Voici pour le marché obligataire. Pour le marché des actions, ce sont les privatisations des fleurons de l’industrie française, puis des grandes entreprises de service publics (surtout celles riches en technologies grâce au financement public comme France Télécom ou Aérospatial), qui sont venues et qui viennent toujours nourrir la Bourse et en relancer le « dynamisme » par vague ou par tranche successives de vente de titres. Enfin pour que le marché ait le maximum de « liquidité », il faut prendre toutes les mesures pour que « l’épargne française » s’y dirige. Il faut donc contribuer à acclimater une « culture boursière » en France – par exemple, en facilitant la rémunération des cadres par stock-options grâce à une fiscalité permissive, ou encore en favorisant l’apprentissage de la bourse par les lycéens. Mais il faut surtout que des sommes très élevées qui échappent aux marchés financiers, à commencer par les flux financiers du système des retraites par répartition, cessent de leur échapper. Il faut donc créer des fonds de pension et puisqu’il y a résistance, il faut multiplier dans l’immédiat, les systèmes d’épargne salariale pour les couches les plus stables de salariés.

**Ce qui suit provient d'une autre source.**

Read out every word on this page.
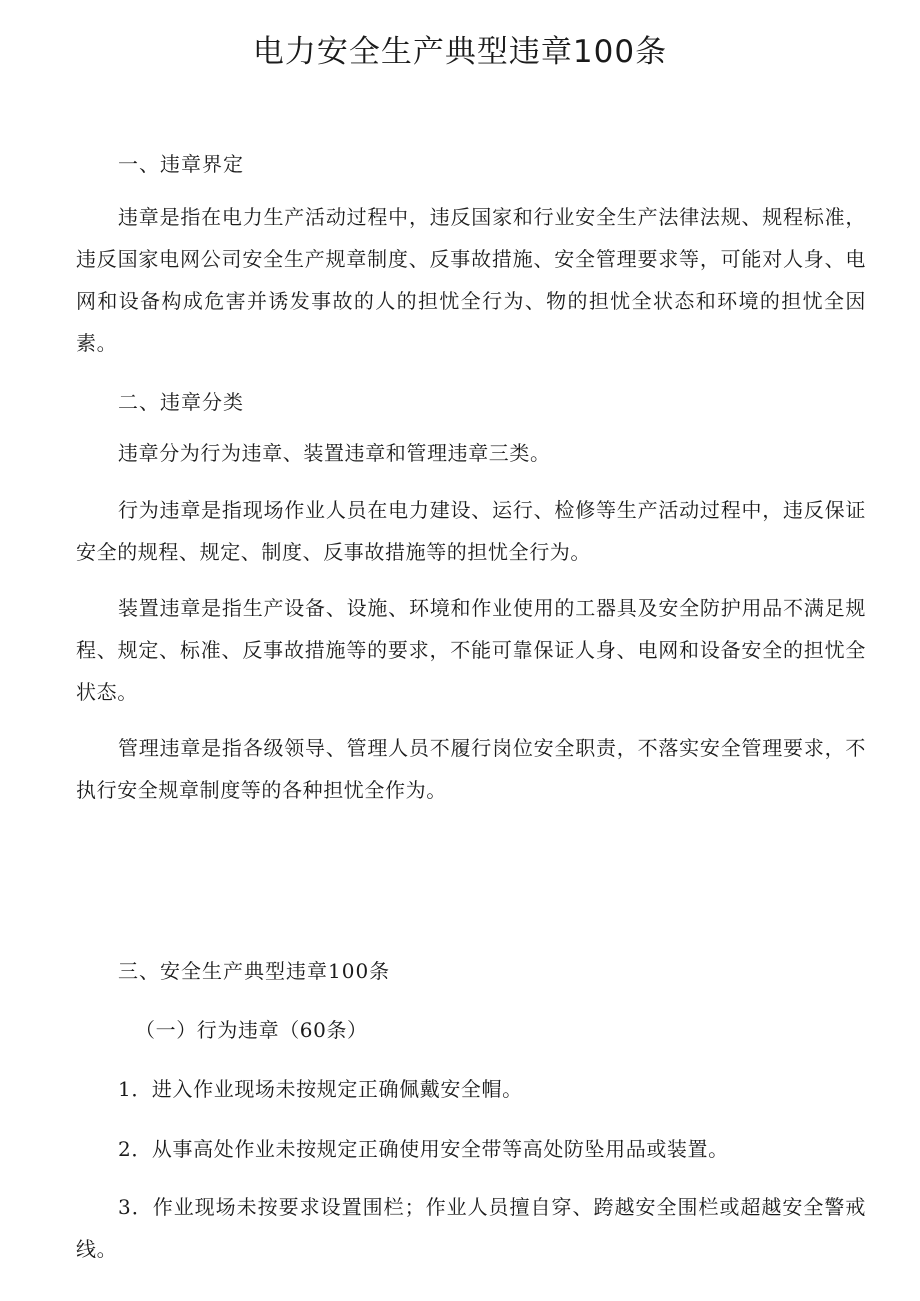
电力安全生产典型违章100条
一、违章界定
违章是指在电力生产活动过程中，违反国家和行业安全生产法律法规、规程标准，违反国家电网公司安全生产规章制度、反事故措施、安全管理要求等，可能对人身、电网和设备构成危害并诱发事故的人的担忧全行为、物的担忧全状态和环境的担忧全因素。
二、违章分类
违章分为行为违章、装置违章和管理违章三类。
行为违章是指现场作业人员在电力建设、运行、检修等生产活动过程中，违反保证安全的规程、规定、制度、反事故措施等的担忧全行为。
装置违章是指生产设备、设施、环境和作业使用的工器具及安全防护用品不满足规程、规定、标准、反事故措施等的要求，不能可靠保证人身、电网和设备安全的担忧全状态。
管理违章是指各级领导、管理人员不履行岗位安全职责，不落实安全管理要求，不执行安全规章制度等的各种担忧全作为。
三、安全生产典型违章100条
（一）行为违章（60条）
1．进入作业现场未按规定正确佩戴安全帽。
2．从事高处作业未按规定正确使用安全带等高处防坠用品或装置。
3．作业现场未按要求设置围栏；作业人员擅自穿、跨越安全围栏或超越安全警戒线。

La finance veut transferer tous les risques vers les salariés

Le chapitre deux a pour titre « le pouvoir de la finance en action ». Le pouvoir dont il est question ici est celui que les investisseurs institutionnels -- fonds de pension et de placements financiers, mais aussi grandes banques et sociétés d’assurance -- exercent moins comme créanciers imposant leurs priorités aux gouvernements, qu’en tant qu’actionnaires tout puissants des groupes industriels. La propriété privée des moyens de production n’a pas une seule configuration, pas plus qu’il y a un seul modèle de gestion des entreprises, de détermination du niveau de rentabilité attendu ou d’utilisation des profits à différents usages (investissements en recherche et développement, expansion des capacités de production et d’emploi, distribution de dividendes …). Les critères de gestion des propriétaires actuels du capital sont entièrement financiers. Les gestionnaires des grands fonds de pension et de placement collectifs -- les Fidelity et autres Calpers ou Scottish Widows -- sont jugés sur la performance de leurs portefeuilles, qui résulte d’une combinaison entre la valeur boursière et le rendement trimestriel des titres qu’ils détiennent. Ils exigent donc que l’activité des groupes dont ils détiennent les actions soit tournée vers deux objectifs : le maintien du cours des actions au niveau le plus élevé possible et la maximisation des flux de dividendes. Dans ce second chapitre, Frédéric Lordon nous expose les modalités principales de la nouvelle gestion et il nous en déchiffre le langage : le Return on Equity (le célèbre et déjà sinistre ROE qui doit atteindre au minimum 15 %), le buy-back, les spin off à la suite de fusions, le downsizing …et j’en passe. Il nous expose aussi, pièces en main, les déconvenues que cette nouvelle gestion des groupes industriels a déjà connu aux Etats-Unis. Elles sont l’annonce, la « prémonition » de ce qui attend la France si l’introduction dans ce pays, des rapports entre finance et industrie qui existent là-bas, va à son terme avec la création de fonds de pension « à la française ». Car si les déconvenues américaines ont été masquées par l’avènement miraculeux d’une « nouvelle économie » dopée par l’afflux des liquidités financières du monde entier vers les marchés financiers de New York, Chicago et Los Angeles, dans le cas français leur adoption accélérerait le processus de désindustrialisation déjà engagé. 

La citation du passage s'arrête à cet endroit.